Recently I started writing about functional programing in Javascript by talking about what a functor is. Essentialy a functor is:
An object with a map method that can be applied to the values it contains
In this post I used the identity functor as an example because it is extremely simple but I wanted to write about a more practical functor, the maybe.
Maybe?
So isn't one of the beautiful things about functional programming that it is deterministic? Why would we need something called a maybe
? It sounds very unsure of itself. Well the fact that FP is deterministic refers to the fact that for a given input a function has only one output. But we can't guarantee what the input is!
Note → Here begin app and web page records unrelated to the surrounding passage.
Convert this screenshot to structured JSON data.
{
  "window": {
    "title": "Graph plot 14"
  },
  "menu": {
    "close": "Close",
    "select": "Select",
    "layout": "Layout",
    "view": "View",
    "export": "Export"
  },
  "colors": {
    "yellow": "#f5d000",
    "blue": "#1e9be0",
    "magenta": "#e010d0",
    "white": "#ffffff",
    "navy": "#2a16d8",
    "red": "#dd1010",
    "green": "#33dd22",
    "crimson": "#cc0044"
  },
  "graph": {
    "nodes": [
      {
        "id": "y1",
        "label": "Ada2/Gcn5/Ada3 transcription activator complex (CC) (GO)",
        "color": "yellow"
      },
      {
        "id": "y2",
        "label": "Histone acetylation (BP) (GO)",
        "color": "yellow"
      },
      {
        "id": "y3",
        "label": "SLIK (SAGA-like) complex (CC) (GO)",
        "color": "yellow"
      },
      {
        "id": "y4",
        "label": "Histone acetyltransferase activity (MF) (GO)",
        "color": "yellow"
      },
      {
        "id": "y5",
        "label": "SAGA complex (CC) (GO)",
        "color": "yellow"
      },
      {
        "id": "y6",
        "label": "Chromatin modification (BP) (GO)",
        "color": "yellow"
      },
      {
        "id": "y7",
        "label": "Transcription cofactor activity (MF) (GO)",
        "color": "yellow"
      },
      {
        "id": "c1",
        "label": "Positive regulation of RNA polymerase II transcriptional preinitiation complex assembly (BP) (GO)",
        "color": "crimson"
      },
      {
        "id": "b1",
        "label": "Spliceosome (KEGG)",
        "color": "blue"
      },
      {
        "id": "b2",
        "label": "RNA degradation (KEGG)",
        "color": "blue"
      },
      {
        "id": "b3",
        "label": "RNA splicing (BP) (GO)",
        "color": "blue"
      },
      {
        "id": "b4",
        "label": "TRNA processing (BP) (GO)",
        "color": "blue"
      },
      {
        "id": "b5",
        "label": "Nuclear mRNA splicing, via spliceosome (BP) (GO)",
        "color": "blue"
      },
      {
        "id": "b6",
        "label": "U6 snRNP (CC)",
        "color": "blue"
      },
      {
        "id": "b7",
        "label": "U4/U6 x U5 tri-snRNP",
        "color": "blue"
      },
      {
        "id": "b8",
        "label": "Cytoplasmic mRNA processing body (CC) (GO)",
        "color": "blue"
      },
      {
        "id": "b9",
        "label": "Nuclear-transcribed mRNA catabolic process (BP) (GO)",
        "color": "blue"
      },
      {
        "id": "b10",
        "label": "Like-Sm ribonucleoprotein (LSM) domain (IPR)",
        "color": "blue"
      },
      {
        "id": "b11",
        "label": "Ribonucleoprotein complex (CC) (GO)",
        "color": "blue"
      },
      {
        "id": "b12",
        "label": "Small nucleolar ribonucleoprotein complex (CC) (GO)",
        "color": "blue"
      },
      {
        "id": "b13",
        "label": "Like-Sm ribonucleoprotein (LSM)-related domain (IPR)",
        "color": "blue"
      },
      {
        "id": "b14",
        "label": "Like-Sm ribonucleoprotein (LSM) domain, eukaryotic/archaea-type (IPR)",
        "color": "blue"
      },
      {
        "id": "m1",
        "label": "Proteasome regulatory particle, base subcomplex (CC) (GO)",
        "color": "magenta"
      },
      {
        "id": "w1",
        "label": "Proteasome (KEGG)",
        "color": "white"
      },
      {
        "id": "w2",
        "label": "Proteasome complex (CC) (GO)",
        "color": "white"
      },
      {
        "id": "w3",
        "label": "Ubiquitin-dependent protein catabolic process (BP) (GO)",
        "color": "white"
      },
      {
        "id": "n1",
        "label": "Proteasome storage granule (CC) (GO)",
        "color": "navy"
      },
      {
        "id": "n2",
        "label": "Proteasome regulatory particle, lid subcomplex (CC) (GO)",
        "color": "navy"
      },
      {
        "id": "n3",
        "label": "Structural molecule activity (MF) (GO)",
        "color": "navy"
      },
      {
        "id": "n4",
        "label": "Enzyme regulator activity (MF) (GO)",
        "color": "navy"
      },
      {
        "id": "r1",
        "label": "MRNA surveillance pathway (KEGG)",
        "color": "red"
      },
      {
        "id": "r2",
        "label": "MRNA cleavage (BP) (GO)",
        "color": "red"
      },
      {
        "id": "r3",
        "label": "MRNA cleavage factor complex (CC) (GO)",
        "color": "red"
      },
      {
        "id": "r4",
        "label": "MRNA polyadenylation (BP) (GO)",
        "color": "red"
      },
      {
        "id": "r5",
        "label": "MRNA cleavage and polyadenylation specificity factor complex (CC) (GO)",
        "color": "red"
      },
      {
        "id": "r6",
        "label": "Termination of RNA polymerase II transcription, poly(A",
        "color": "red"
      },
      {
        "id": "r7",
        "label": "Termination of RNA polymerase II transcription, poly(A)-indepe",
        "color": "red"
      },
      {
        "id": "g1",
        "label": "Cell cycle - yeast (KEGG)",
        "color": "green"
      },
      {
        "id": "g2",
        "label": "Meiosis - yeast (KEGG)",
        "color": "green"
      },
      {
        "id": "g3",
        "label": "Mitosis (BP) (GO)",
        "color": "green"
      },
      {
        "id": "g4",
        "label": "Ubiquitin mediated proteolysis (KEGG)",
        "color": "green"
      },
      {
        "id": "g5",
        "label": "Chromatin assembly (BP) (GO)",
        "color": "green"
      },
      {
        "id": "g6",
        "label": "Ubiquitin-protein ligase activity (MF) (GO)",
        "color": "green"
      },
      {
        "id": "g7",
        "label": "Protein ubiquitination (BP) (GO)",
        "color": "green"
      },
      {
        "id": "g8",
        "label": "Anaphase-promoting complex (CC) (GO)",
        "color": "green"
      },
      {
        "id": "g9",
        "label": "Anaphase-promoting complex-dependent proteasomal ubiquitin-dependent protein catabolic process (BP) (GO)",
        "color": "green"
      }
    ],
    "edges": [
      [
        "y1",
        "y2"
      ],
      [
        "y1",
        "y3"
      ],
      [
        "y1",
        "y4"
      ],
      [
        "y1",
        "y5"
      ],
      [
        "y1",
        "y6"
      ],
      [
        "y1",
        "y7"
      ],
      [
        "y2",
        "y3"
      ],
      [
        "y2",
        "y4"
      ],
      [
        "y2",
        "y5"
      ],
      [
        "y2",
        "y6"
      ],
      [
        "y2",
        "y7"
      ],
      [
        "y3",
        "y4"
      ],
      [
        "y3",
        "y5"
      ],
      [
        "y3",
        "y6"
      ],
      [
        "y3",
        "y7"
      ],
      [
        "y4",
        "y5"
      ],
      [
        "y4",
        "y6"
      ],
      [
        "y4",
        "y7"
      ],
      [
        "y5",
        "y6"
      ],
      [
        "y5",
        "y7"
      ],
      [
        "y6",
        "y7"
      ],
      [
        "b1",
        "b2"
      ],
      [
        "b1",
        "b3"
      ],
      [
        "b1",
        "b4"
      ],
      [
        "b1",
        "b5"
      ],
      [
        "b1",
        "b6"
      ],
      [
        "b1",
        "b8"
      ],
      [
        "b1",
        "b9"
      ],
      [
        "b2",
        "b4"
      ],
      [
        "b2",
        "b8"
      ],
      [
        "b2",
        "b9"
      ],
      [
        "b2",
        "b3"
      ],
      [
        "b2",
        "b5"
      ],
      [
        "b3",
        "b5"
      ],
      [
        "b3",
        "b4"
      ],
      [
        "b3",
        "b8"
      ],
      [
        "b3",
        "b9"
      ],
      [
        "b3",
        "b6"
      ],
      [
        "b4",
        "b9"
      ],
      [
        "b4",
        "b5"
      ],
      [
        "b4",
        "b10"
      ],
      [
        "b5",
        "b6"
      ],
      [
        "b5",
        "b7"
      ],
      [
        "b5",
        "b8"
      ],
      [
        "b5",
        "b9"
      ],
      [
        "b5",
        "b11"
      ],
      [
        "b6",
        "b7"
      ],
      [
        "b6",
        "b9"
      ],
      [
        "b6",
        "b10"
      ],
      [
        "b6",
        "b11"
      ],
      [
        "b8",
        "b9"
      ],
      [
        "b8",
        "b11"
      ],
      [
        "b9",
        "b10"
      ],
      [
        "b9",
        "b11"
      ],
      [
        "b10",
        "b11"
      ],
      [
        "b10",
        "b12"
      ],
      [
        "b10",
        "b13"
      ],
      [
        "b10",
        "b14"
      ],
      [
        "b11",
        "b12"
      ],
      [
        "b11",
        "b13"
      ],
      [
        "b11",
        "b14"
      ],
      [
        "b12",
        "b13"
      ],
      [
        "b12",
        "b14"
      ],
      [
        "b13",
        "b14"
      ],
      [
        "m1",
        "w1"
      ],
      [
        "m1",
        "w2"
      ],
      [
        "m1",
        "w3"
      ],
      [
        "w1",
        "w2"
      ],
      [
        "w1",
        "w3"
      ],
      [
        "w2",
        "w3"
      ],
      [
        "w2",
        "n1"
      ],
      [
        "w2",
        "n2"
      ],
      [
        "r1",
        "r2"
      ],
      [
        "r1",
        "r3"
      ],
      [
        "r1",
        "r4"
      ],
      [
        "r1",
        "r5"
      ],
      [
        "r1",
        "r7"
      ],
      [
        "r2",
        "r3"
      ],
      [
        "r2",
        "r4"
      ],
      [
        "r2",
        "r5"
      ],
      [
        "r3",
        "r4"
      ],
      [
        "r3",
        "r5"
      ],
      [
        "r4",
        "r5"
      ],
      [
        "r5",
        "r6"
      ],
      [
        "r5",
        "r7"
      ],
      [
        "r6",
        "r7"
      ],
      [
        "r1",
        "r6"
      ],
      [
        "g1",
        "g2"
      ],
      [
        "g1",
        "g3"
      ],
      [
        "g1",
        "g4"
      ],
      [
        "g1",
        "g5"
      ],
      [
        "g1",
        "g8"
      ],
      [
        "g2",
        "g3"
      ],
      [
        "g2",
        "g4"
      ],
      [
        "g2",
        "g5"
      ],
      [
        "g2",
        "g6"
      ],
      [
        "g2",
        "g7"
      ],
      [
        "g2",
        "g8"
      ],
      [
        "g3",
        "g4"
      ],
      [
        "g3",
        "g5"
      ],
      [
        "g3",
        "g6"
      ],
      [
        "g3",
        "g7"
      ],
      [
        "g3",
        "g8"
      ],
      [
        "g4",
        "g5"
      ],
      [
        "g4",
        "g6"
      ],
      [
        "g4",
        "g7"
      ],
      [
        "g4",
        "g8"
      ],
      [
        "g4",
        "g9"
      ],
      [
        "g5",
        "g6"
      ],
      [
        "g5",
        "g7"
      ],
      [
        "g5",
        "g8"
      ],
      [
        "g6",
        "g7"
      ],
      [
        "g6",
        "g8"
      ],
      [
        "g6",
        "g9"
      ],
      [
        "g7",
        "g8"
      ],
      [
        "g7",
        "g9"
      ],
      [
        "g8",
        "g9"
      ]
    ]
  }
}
Looking back at the Identity
functor and the map
that I used in the last post, this code makes sense and is being used as intended:
const divBy2 = (num) => num/2;
map(divBy2, map(divBy2, Identity(8))); // Gives us 2
But what happens when instead I try and map inc
over a string?
map(divBy2, map(divBy2, Identity('It blows up!'))); //NaN
In this case would we get a program crashing error, no. But how many times have you had to rewrite the logic to check if a value was defined before operating on it? Probably plenty. And certainly we have all run have all seen undefined is not a function
at one point in time. Well that's what Maybe
solves for us. Maybe is a built in validity check. Let's look.
const _Maybe = function(val) {
this.val = val;
}
const Maybe = (val) => new _Maybe(val);
We can set it up and wrap it in a convenient constructor exactly like we did with the identity function. The difference comes from the implementation of map
which Maybe
has.
_Maybe.prototype.map = function(fn) {
return this.val ? Maybe(fn(this.val)) : Maybe(null);
}
This particular implementation just checks that this.val
for is truthy but we could have it use whatever we wanted for the Maybe
. The point is that when we use map
on a maybe it now automatically checks for a valid value on the object and then either applies the function or returns us a null
Maybe
! So now when we try and do something that might actually blow up with an invalid value our program has a way to catch this gracefully and continue.